Nach über zwei Monaten Funkstille: Lebenszeichen von Subnautica 2
Beim durch Skandale durchgerüttelten Survivalprojekt Subnautica 2 gibt es ein neues Lebenszeichen in Form eines Entwickler-Vlogs.
Mit einiger Spannung wurde erwartet, wie es mit der Entwicklung von Subnautica 2 nach den unruhigen Wochen im Juli und August weitergeht. Darauf gibt es jetzt eine Antwort.
So entsteht der Collector Leviathan
Nach über zwei Monaten Funkstille gibt es nun ein frisches Lebenszeichen in Form eines Entwicklervideos. Darin sprechen diverse Entwickler von Unknown Worlds über den Collector Leviathan, ein Tiefsee-Raubtier aus Subnautica 2. Der Collector Leviathan soll laut Pressemeldung "den nächsten Schritt in der Entwicklung der Reihe darstellen: eine Kreatur, die sowohl optisch beeindruckend ist als auch über eine fortschrittliche KI verfügt, um dynamische Begegnungen zu schaffen".

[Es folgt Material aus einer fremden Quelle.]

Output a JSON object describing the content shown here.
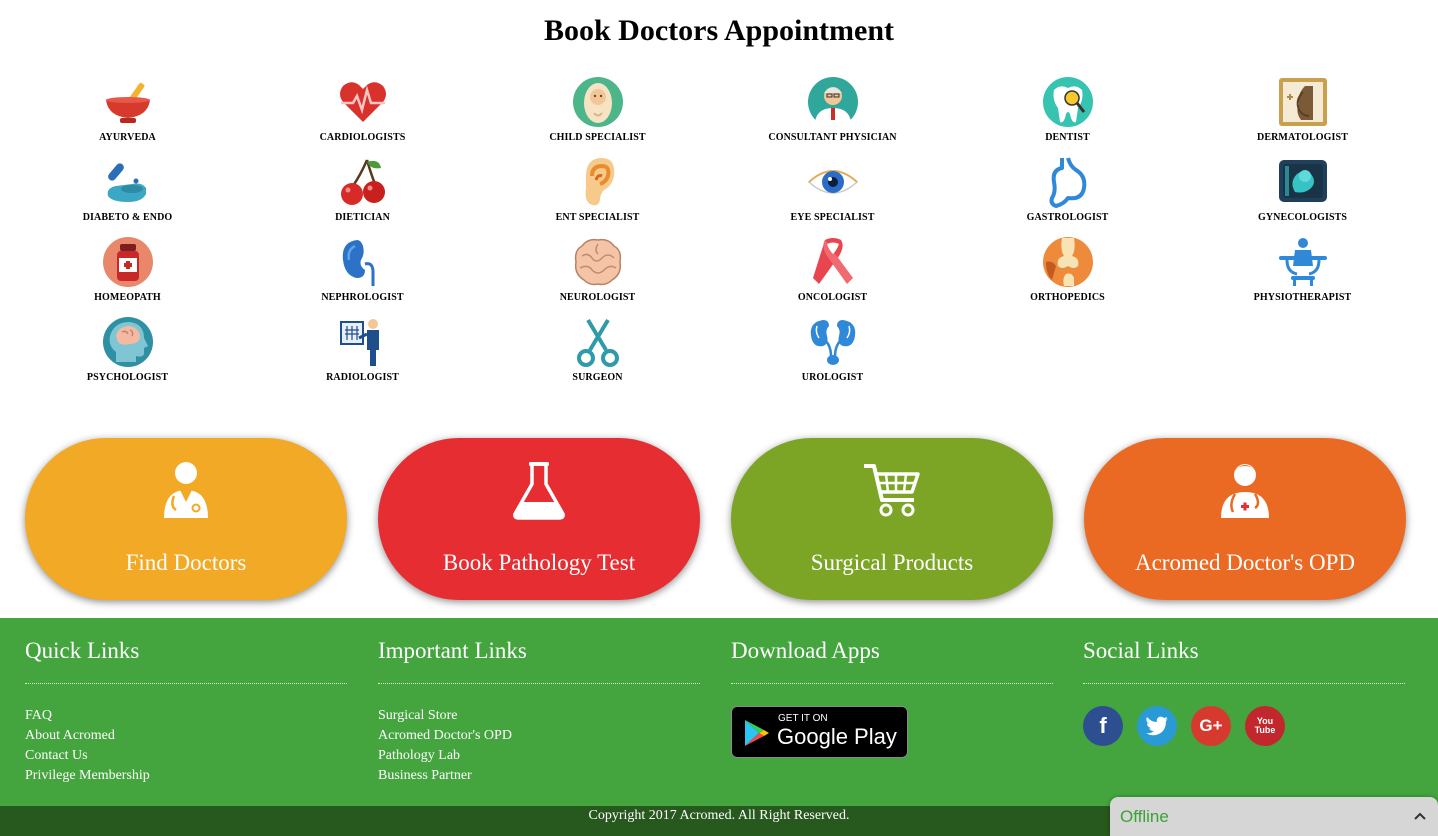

Im Entwicklervideo soll den Fans der Prozess erklärt werden, wie eine Kreatur von Anfang an durch die verschiedenen Entwicklungsphasen erschaffen wird. Angefangen bei ersten Konzeptzeichnungen über Modellierung, Animationen und visuelle Effekte bis hin zum KI-Verhalten.
Der Collector Leviathan sei der erste feindliche Leviathan, dem Spieler in Subnautica 2 begegnen, so die Entwickler. Dank der Verhaltensbäume der Unreal Engine 5 reagiere der Leviathan in Echtzeit auf Licht, Geräusche und Spieleraktionen. Hinzukommen "vollständig simulierte Tentakelanimationen" für natürliche und unvorhersehbare Interaktionen. Es sei eine Herausforderung gewesen, dass Spieler oder Fahrzeuge mit den Tentakeln interagieren können, während diese simuliert werden. Dafür kamen zusätzliche Techniken wie Physical Animation und Control Rig zum Einsatz. Man entwickelte sogar ein eigenes Synchronisationssystem für komplexe Interaktionen, "etwa, wenn ein Tentakel den Spieler packt". Das Gefühl der Gefahr soll durch ein "furchterregendes Brüllen und mächtige Schockwellenangriffe" verstärkt werden.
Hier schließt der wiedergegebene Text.